The glazed tile was found by descendants of the aristocratic Fenice family of Ravello, Italy. They did not know the piece’s origins, but they realized it shone brighter than the other things they found when cleaning the house. Thus, they brought it to the experts.

Allegedly, this “brighter object” that appeared by chance, waited for its time for centuries and took precisely 3 years to solve its mystery was none other than Leonardo Da Vinci’s first known work, Archangel Gabriel. Although it is not yet certain that the official name of the work is “Archangel Gabriel”, Professor Ernesto Solari and handwriting expert Ivana Bonfantino combined the codes in the painting after a long effort to reach the message in the work. Da Vinci wrote the following inside the painting: “I, Leonardo Da Vinci, born in 1452, represented myself as Archangel Gabriel in 1471.” When the painting was dated 1499, it was in the possession of Giovanna of Aragon, the Duchess of Amalfi. Giovanna gave the painting to the aristocratic Fenice family in Ravella, Italy. At the time, this work, made by a young boy, did not seem like a noteworthy gift. This priceless gift, which has been in the hands of the Fenice family since 1499, was waiting silently for the right time to reveal itself among the old family heirlooms for centuries due to uncertainty about its authenticity until that exciting moment came!

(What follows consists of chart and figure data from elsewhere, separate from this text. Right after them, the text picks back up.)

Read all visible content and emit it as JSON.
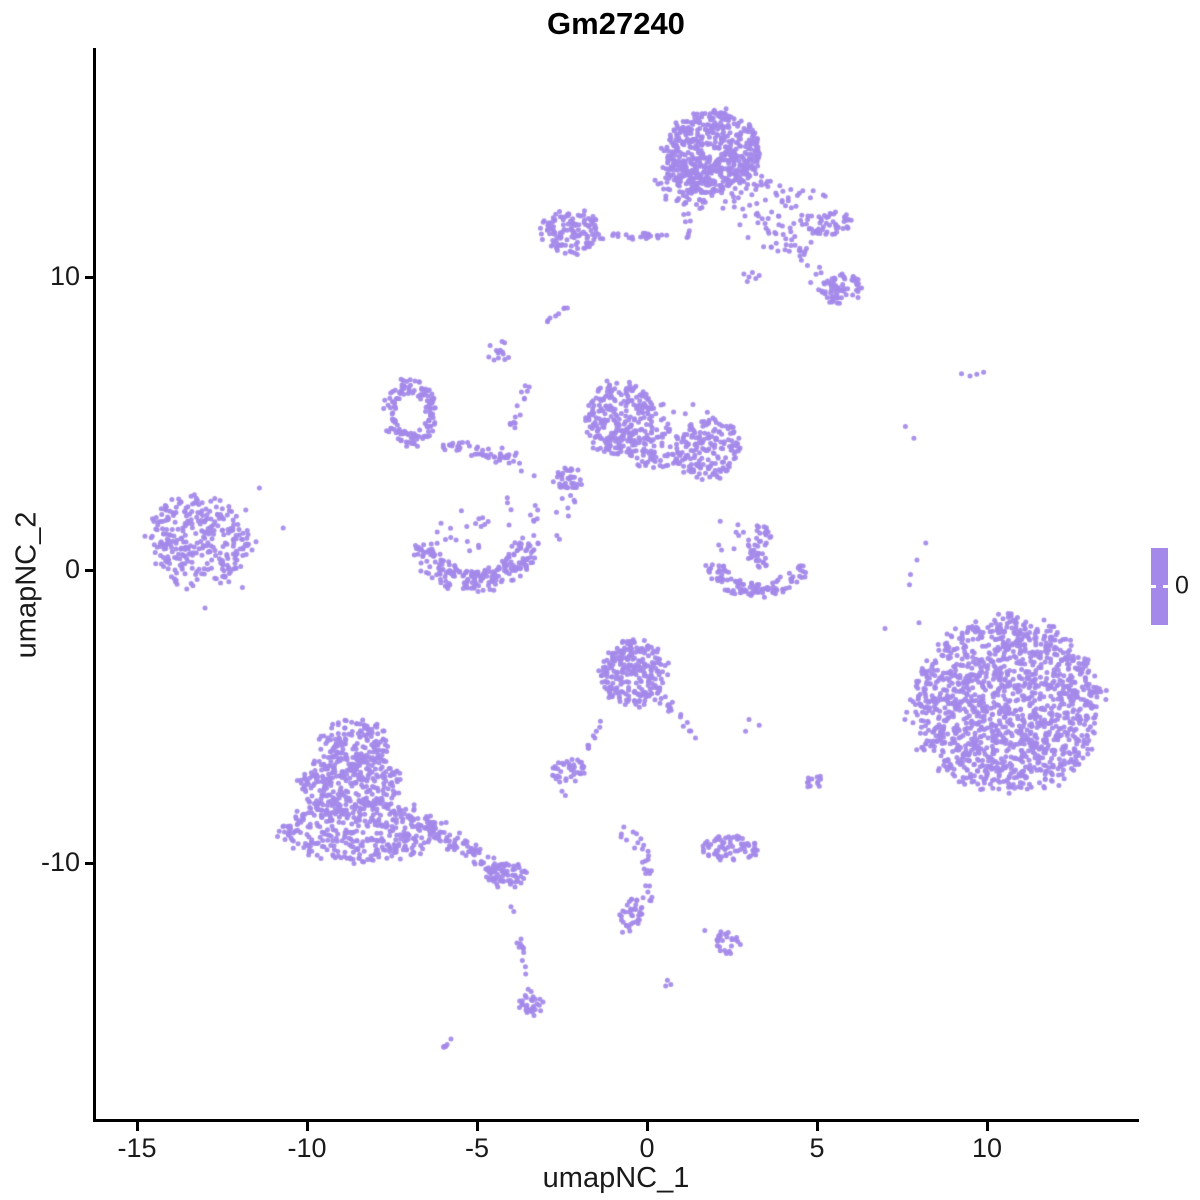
{
  "chart_data": {
    "type": "scatter",
    "title": "Gm27240",
    "xlabel": "umapNC_1",
    "ylabel": "umapNC_2",
    "x_ticks": [
      -15,
      -10,
      -5,
      0,
      5,
      10
    ],
    "y_ticks": [
      -10,
      0,
      10
    ],
    "xlim": [
      -16.2,
      14.4
    ],
    "ylim": [
      -18.8,
      17.8
    ],
    "grid": false,
    "legend": {
      "label": "0",
      "position": "right",
      "color": "#a489ea"
    },
    "point_color": "#a489ea",
    "point_radius": 2.5,
    "clusters": [
      {
        "name": "top-main-dense",
        "type": "blob",
        "cx": 1.9,
        "cy": 14.25,
        "rx": 1.45,
        "ry": 1.45,
        "count": 520
      },
      {
        "name": "top-main-fringe",
        "type": "blob",
        "cx": 1.9,
        "cy": 13.2,
        "rx": 1.7,
        "ry": 0.9,
        "count": 120
      },
      {
        "name": "top-stem",
        "type": "line",
        "x1": 1.05,
        "y1": 13.0,
        "x2": 1.2,
        "y2": 11.2,
        "jx": 0.15,
        "jy": 0.2,
        "count": 14
      },
      {
        "name": "top-left-small",
        "type": "blob",
        "cx": -2.2,
        "cy": 11.55,
        "rx": 0.95,
        "ry": 0.75,
        "count": 130
      },
      {
        "name": "top-left-trail",
        "type": "line",
        "x1": -1.3,
        "y1": 11.45,
        "x2": 0.7,
        "y2": 11.35,
        "jx": 0.3,
        "jy": 0.12,
        "count": 22
      },
      {
        "name": "top-right-scatter",
        "type": "scatter",
        "cx": 4.3,
        "cy": 12.0,
        "rx": 1.6,
        "ry": 1.2,
        "count": 70
      },
      {
        "name": "top-right-knob",
        "type": "blob",
        "cx": 5.3,
        "cy": 11.85,
        "rx": 0.75,
        "ry": 0.45,
        "count": 40
      },
      {
        "name": "top-right-diag-trail",
        "type": "line",
        "x1": 4.2,
        "y1": 11.2,
        "x2": 5.5,
        "y2": 9.4,
        "jx": 0.4,
        "jy": 0.35,
        "count": 30
      },
      {
        "name": "right-upper-dense",
        "type": "blob",
        "cx": 5.75,
        "cy": 9.6,
        "rx": 0.6,
        "ry": 0.55,
        "count": 55
      },
      {
        "name": "w-mark",
        "type": "points",
        "pts": [
          [
            2.85,
            10.1
          ],
          [
            3.0,
            10.0
          ],
          [
            3.1,
            10.15
          ],
          [
            3.2,
            9.95
          ],
          [
            3.3,
            10.05
          ],
          [
            2.95,
            9.85
          ]
        ]
      },
      {
        "name": "tiny-dash-upper",
        "type": "line",
        "x1": -3.0,
        "y1": 8.45,
        "x2": -2.4,
        "y2": 8.95,
        "jx": 0.07,
        "jy": 0.07,
        "count": 8
      },
      {
        "name": "ring-cluster",
        "type": "ring",
        "cx": -6.97,
        "cy": 5.35,
        "r0": 0.45,
        "r1": 0.8,
        "sy": 1.45,
        "count": 140
      },
      {
        "name": "ring-trail",
        "type": "line",
        "x1": -6.1,
        "y1": 4.3,
        "x2": -3.9,
        "y2": 3.8,
        "jx": 0.35,
        "jy": 0.3,
        "count": 50
      },
      {
        "name": "dotted-strand",
        "type": "line",
        "x1": -4.05,
        "y1": 4.5,
        "x2": -3.5,
        "y2": 6.5,
        "jx": 0.15,
        "jy": 0.2,
        "count": 15
      },
      {
        "name": "strand-knob",
        "type": "blob",
        "cx": -4.4,
        "cy": 7.4,
        "rx": 0.35,
        "ry": 0.5,
        "count": 14
      },
      {
        "name": "center-dense",
        "type": "blob",
        "cx": -0.8,
        "cy": 5.1,
        "rx": 1.05,
        "ry": 1.3,
        "count": 260
      },
      {
        "name": "center-fringe",
        "type": "blob",
        "cx": 0.2,
        "cy": 4.2,
        "rx": 0.9,
        "ry": 0.8,
        "count": 60
      },
      {
        "name": "center-right-lobe",
        "type": "blob",
        "cx": 1.8,
        "cy": 4.1,
        "rx": 1.05,
        "ry": 1.0,
        "count": 160
      },
      {
        "name": "center-between",
        "type": "scatter",
        "cx": 0.9,
        "cy": 4.6,
        "rx": 1.3,
        "ry": 1.3,
        "count": 40
      },
      {
        "name": "small-center-blob",
        "type": "blob",
        "cx": -2.3,
        "cy": 3.1,
        "rx": 0.4,
        "ry": 0.45,
        "count": 35
      },
      {
        "name": "mid-sparse",
        "type": "scatter",
        "cx": -3.2,
        "cy": 2.2,
        "rx": 1.3,
        "ry": 1.4,
        "count": 25
      },
      {
        "name": "far-left-cluster",
        "type": "blob",
        "cx": -13.2,
        "cy": 1.0,
        "rx": 1.55,
        "ry": 1.55,
        "count": 300
      },
      {
        "name": "far-left-outliers",
        "type": "points",
        "pts": [
          [
            -11.4,
            2.8
          ],
          [
            -11.8,
            2.05
          ],
          [
            -10.7,
            1.43
          ],
          [
            -11.5,
            0.96
          ],
          [
            -12.06,
            0.34
          ],
          [
            -12.3,
            -0.4
          ],
          [
            -11.9,
            -0.6
          ],
          [
            -13.0,
            -1.3
          ]
        ]
      },
      {
        "name": "left-crescent",
        "type": "arc",
        "cx": -5.05,
        "cy": 0.95,
        "rx": 1.45,
        "ry": 1.35,
        "a0": 180,
        "a1": 360,
        "th": 0.55,
        "count": 210
      },
      {
        "name": "crescent-dots",
        "type": "scatter",
        "cx": -5.3,
        "cy": 1.3,
        "rx": 1.0,
        "ry": 0.8,
        "count": 18
      },
      {
        "name": "right-strand",
        "type": "blob",
        "cx": 3.3,
        "cy": 0.8,
        "rx": 0.38,
        "ry": 0.8,
        "count": 45
      },
      {
        "name": "right-crescent",
        "type": "arc",
        "cx": 3.25,
        "cy": 0.4,
        "rx": 1.3,
        "ry": 1.1,
        "a0": 190,
        "a1": 350,
        "th": 0.45,
        "count": 110
      },
      {
        "name": "right-crescent-dots",
        "type": "scatter",
        "cx": 2.4,
        "cy": 1.2,
        "rx": 0.5,
        "ry": 0.6,
        "count": 8
      },
      {
        "name": "center-bottom",
        "type": "blob",
        "cx": -0.4,
        "cy": -3.5,
        "rx": 1.0,
        "ry": 1.1,
        "count": 240
      },
      {
        "name": "cb-left-tail",
        "type": "line",
        "x1": -1.2,
        "y1": -4.9,
        "x2": -1.75,
        "y2": -6.1,
        "jx": 0.08,
        "jy": 0.15,
        "count": 9
      },
      {
        "name": "cb-right-arm",
        "type": "line",
        "x1": 0.3,
        "y1": -4.1,
        "x2": 1.3,
        "y2": -5.6,
        "jx": 0.25,
        "jy": 0.3,
        "count": 22
      },
      {
        "name": "small-blob-left",
        "type": "blob",
        "cx": -2.3,
        "cy": -6.85,
        "rx": 0.55,
        "ry": 0.42,
        "count": 40
      },
      {
        "name": "small-blob-drips",
        "type": "points",
        "pts": [
          [
            -2.5,
            -7.55
          ],
          [
            -2.4,
            -7.7
          ]
        ]
      },
      {
        "name": "funnel-top",
        "type": "blob",
        "cx": -8.6,
        "cy": -5.9,
        "rx": 1.0,
        "ry": 0.85,
        "count": 130
      },
      {
        "name": "funnel-mid",
        "type": "blob",
        "cx": -8.7,
        "cy": -7.3,
        "rx": 1.5,
        "ry": 1.1,
        "count": 280
      },
      {
        "name": "funnel-base",
        "type": "blob",
        "cx": -8.45,
        "cy": -8.9,
        "rx": 2.3,
        "ry": 1.1,
        "count": 380
      },
      {
        "name": "funnel-tail-band",
        "type": "line",
        "x1": -6.5,
        "y1": -8.6,
        "x2": -4.3,
        "y2": -10.3,
        "jx": 0.5,
        "jy": 0.4,
        "count": 90
      },
      {
        "name": "tail-knot",
        "type": "blob",
        "cx": -4.1,
        "cy": -10.44,
        "rx": 0.6,
        "ry": 0.45,
        "count": 60
      },
      {
        "name": "tail-dotted",
        "type": "line",
        "x1": -4.0,
        "y1": -11.3,
        "x2": -3.4,
        "y2": -14.6,
        "jx": 0.12,
        "jy": 0.25,
        "count": 16
      },
      {
        "name": "tail-end-blob",
        "type": "blob",
        "cx": -3.4,
        "cy": -14.9,
        "rx": 0.38,
        "ry": 0.42,
        "count": 30
      },
      {
        "name": "tiny-dash-bottom",
        "type": "line",
        "x1": -6.05,
        "y1": -16.35,
        "x2": -5.75,
        "y2": -16.0,
        "jx": 0.06,
        "jy": 0.06,
        "count": 6
      },
      {
        "name": "hook-arc",
        "type": "arc",
        "cx": -0.8,
        "cy": -10.6,
        "rx": 0.9,
        "ry": 1.6,
        "a0": -90,
        "a1": 90,
        "th": 0.3,
        "count": 40
      },
      {
        "name": "hook-bottom-dense",
        "type": "blob",
        "cx": -0.45,
        "cy": -11.7,
        "rx": 0.35,
        "ry": 0.5,
        "count": 25
      },
      {
        "name": "hook-drop",
        "type": "points",
        "pts": [
          [
            0.6,
            -14.0
          ],
          [
            0.7,
            -14.15
          ],
          [
            0.55,
            -14.2
          ]
        ]
      },
      {
        "name": "bottom-right-bar",
        "type": "blob",
        "cx": 2.45,
        "cy": -9.5,
        "rx": 0.85,
        "ry": 0.42,
        "count": 75
      },
      {
        "name": "bottom-right-dash",
        "type": "blob",
        "cx": 2.4,
        "cy": -12.7,
        "rx": 0.45,
        "ry": 0.4,
        "count": 26
      },
      {
        "name": "stray-dot",
        "type": "points",
        "pts": [
          [
            1.7,
            -12.3
          ]
        ]
      },
      {
        "name": "small-right-blob",
        "type": "blob",
        "cx": 4.9,
        "cy": -7.2,
        "rx": 0.28,
        "ry": 0.26,
        "count": 12
      },
      {
        "name": "right-big-cluster",
        "type": "blob",
        "cx": 10.55,
        "cy": -4.6,
        "rx": 2.75,
        "ry": 2.95,
        "count": 1400
      },
      {
        "name": "right-side-strays",
        "type": "points",
        "pts": [
          [
            9.25,
            6.7
          ],
          [
            9.5,
            6.62
          ],
          [
            9.7,
            6.68
          ],
          [
            9.9,
            6.75
          ],
          [
            7.6,
            4.9
          ],
          [
            7.85,
            4.5
          ],
          [
            8.2,
            0.92
          ],
          [
            7.94,
            0.34
          ],
          [
            7.75,
            -0.15
          ],
          [
            7.72,
            -0.5
          ],
          [
            8.0,
            -1.8
          ],
          [
            3.0,
            -5.1
          ],
          [
            3.3,
            -5.3
          ],
          [
            2.9,
            -5.5
          ],
          [
            7.0,
            -2.0
          ]
        ]
      }
    ]
  }
}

Experts dispute the claim that an 18-year-old artist made a small tile with a profile image. The small square tile with the profile image of a beautiful angel has been claimed as Leonardo da Vinci’s earliest surviving work and his self-portrait of the Archangel Gabriel. If genuine, the tile has survived miraculously unbroken for more than 500 years since the 18-year-old artist made it in 1471.

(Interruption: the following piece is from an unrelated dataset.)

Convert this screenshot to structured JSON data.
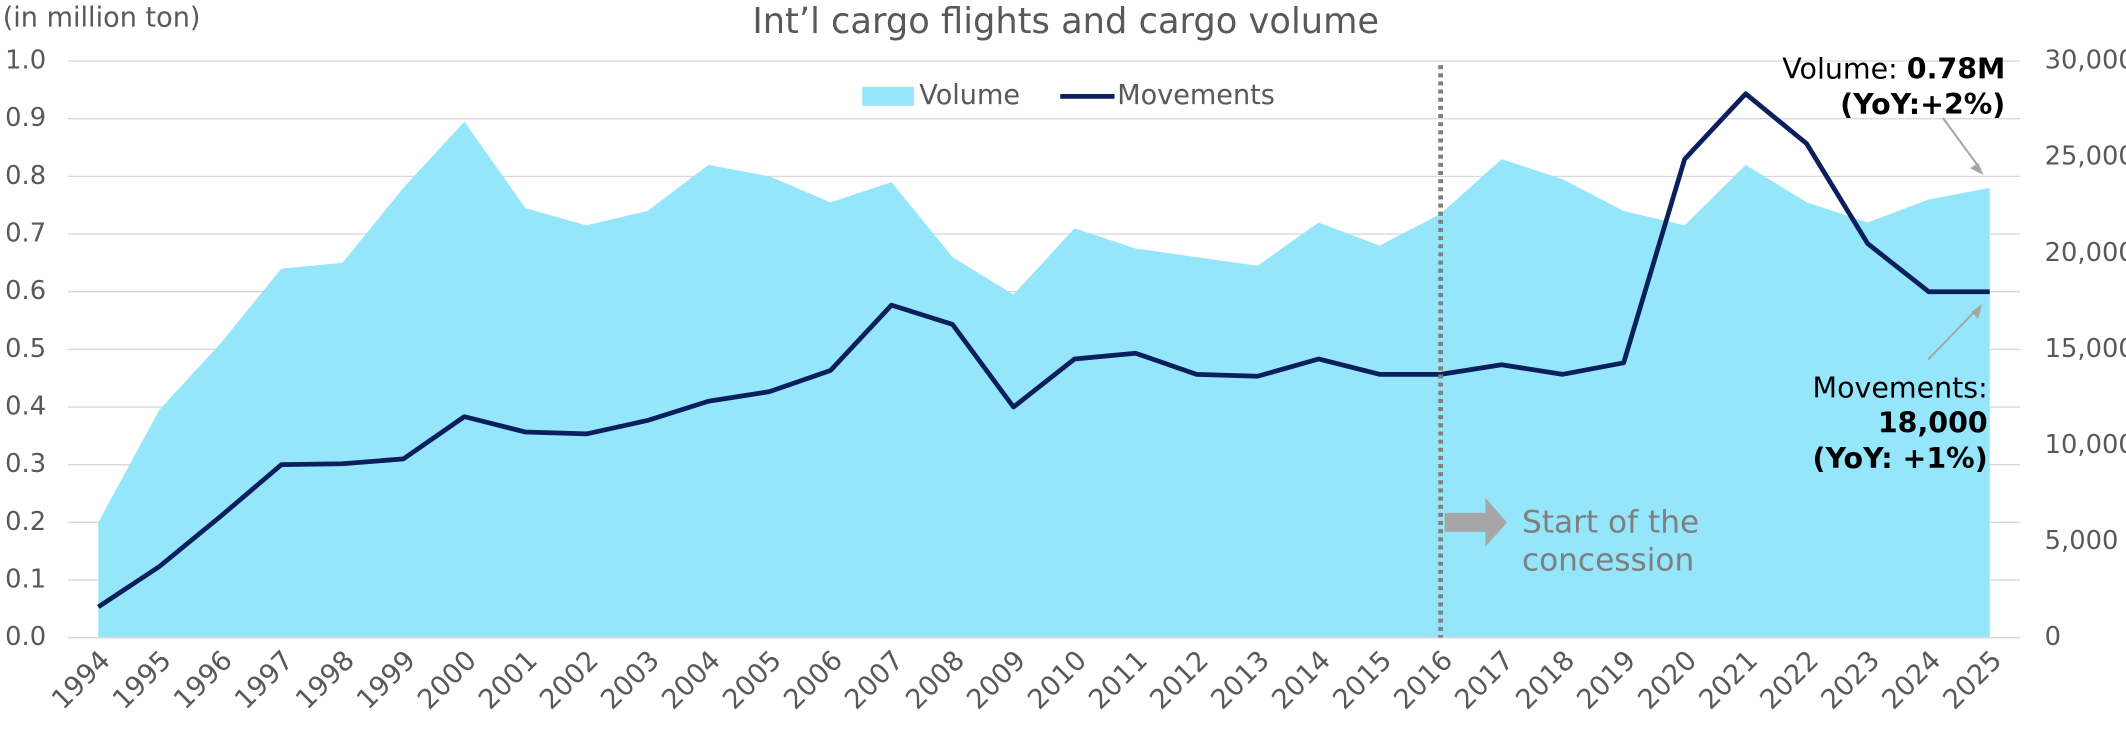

At a press conference in Rome, the tile was presented like a holy relic encased in glass. Prof Ernesto Solari, who has written extensively on the Renaissance genius, claims that his research with Ivana Bonfantin, a handwriting expert, proves that the tile bears clues leading to the polymath.

There are secret inscriptions including a sequence of numbers and Leonardo’s signature back to front – his later notebooks are full of his mirror-writing – together making up a coded message translated as: “I, Leonardo da Vinci, born in 1452, represented myself as the Archangel Gabriel in 1471.”

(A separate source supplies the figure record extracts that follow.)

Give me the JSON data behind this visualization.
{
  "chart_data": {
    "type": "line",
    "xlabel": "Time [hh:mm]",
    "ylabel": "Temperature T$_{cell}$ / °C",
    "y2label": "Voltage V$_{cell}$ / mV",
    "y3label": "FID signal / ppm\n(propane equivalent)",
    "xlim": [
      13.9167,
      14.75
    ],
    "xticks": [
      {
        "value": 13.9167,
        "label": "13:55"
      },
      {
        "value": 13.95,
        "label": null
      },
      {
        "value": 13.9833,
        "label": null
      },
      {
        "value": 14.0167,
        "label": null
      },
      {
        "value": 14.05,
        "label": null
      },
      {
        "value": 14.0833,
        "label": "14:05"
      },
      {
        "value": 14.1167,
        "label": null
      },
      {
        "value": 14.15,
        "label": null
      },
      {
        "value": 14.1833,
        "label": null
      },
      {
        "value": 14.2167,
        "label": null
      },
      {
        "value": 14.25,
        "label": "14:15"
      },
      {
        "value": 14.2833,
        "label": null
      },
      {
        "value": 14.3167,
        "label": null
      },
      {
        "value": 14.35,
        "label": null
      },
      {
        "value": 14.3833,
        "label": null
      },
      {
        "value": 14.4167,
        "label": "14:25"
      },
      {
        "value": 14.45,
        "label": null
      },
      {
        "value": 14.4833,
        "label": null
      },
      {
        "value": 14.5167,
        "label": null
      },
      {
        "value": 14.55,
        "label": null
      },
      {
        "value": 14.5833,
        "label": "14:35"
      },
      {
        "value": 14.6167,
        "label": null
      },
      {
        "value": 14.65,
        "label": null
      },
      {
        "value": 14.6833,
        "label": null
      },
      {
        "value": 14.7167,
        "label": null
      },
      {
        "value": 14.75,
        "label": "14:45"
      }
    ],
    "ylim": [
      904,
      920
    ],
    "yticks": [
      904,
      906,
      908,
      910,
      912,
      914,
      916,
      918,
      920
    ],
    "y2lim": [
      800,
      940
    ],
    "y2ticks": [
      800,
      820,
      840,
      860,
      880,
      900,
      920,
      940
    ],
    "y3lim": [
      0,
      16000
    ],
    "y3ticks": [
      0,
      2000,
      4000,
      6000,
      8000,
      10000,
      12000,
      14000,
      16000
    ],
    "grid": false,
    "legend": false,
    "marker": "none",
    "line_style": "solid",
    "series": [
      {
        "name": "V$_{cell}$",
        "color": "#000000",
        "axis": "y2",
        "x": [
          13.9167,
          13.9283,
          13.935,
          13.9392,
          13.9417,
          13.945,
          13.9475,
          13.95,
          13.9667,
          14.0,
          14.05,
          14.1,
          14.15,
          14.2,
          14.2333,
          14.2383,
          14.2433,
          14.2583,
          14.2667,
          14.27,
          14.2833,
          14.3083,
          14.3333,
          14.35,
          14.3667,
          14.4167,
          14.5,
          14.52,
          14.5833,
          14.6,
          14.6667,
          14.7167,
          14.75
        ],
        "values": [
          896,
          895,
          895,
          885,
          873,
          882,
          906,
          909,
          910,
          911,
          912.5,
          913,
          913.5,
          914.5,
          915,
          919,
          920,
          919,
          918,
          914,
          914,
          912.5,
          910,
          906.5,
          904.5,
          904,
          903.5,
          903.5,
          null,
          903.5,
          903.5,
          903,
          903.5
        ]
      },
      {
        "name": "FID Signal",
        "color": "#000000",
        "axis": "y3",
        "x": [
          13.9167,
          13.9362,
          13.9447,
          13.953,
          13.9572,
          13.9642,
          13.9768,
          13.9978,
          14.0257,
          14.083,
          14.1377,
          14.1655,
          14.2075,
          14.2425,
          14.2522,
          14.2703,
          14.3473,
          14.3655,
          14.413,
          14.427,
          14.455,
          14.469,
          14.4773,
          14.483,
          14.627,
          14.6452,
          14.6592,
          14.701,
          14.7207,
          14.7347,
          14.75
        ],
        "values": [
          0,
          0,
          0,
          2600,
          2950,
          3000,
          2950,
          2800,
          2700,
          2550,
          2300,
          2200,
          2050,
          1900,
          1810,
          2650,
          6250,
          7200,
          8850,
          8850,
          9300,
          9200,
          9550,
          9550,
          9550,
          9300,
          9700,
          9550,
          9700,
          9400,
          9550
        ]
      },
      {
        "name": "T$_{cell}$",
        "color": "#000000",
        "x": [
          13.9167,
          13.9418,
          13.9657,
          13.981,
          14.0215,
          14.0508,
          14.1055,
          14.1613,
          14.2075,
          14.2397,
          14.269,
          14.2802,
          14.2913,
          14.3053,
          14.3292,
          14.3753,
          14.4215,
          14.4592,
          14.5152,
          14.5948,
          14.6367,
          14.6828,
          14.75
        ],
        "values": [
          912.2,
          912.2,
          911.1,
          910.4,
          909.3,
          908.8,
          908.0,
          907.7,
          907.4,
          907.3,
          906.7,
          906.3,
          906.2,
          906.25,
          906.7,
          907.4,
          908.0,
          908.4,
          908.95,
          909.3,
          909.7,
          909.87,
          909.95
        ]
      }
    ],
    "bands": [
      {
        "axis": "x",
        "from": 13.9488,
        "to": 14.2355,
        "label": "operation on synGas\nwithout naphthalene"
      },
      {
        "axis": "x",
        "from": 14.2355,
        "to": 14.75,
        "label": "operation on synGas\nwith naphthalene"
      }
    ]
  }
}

Solari claims that extensive scientific dating tests, including thermoluminescence, prove the tile’s 15th-century date. The tile is owned by an aristocratic family in Ravello.

He believes the tile was fired in the pottery kiln of Leonardo’s paternal grandparents, although by 1471, Leonardo, who was illegitimate, had left the home in Vinci where he was brought up and completed years of apprenticeship to the workshop of Verrocchio.

Thermoluminescence dating was used on the tile to trace its firing date back to the latter half of the 15th century. It was given to Solari by a member of the Fenice family of Ravello—it has been in the family since 1499, when it was gifted by Giovanna of Aragon, Duchess of Amalfi.

The claim was dismissed out of hand by the world-renowned Leonardo expert Martin Kemp. Kemp, an emeritus professor of art history at Oxford University, thought the “vermicelli-like” hair was particularly unconvincing. Ha detto: “The chance of its being by Leonardo is less than zero. The silly season for Leonardo never closes.”

Scarcely a year passes without Leonardo’s claimed discovery of a previously overlooked work. The argument still rages over the authenticity of the heavily restored Salvator Mundi, which became the most expensive painting in the world when it sold for more than $450m (£340m) at a Christie’s auction in New York.

One recently claimed and fiercely contested Leonardo discovery, La Bella Principessa, which, if genuine, had been valued at up to £100m, has been counter-claimed by the forger Shaun Greenhalgh, whose work has fooled many experts. He insisted the drawing is his work, a portrait of Sally, a checkout operator in the Co-op branch at Bromley Cross in Bolton.

If the authorship is verified, it would be the earliest surviving work by da Vinci. The 18-year-old artist created it in 1471, more than 500 years ago.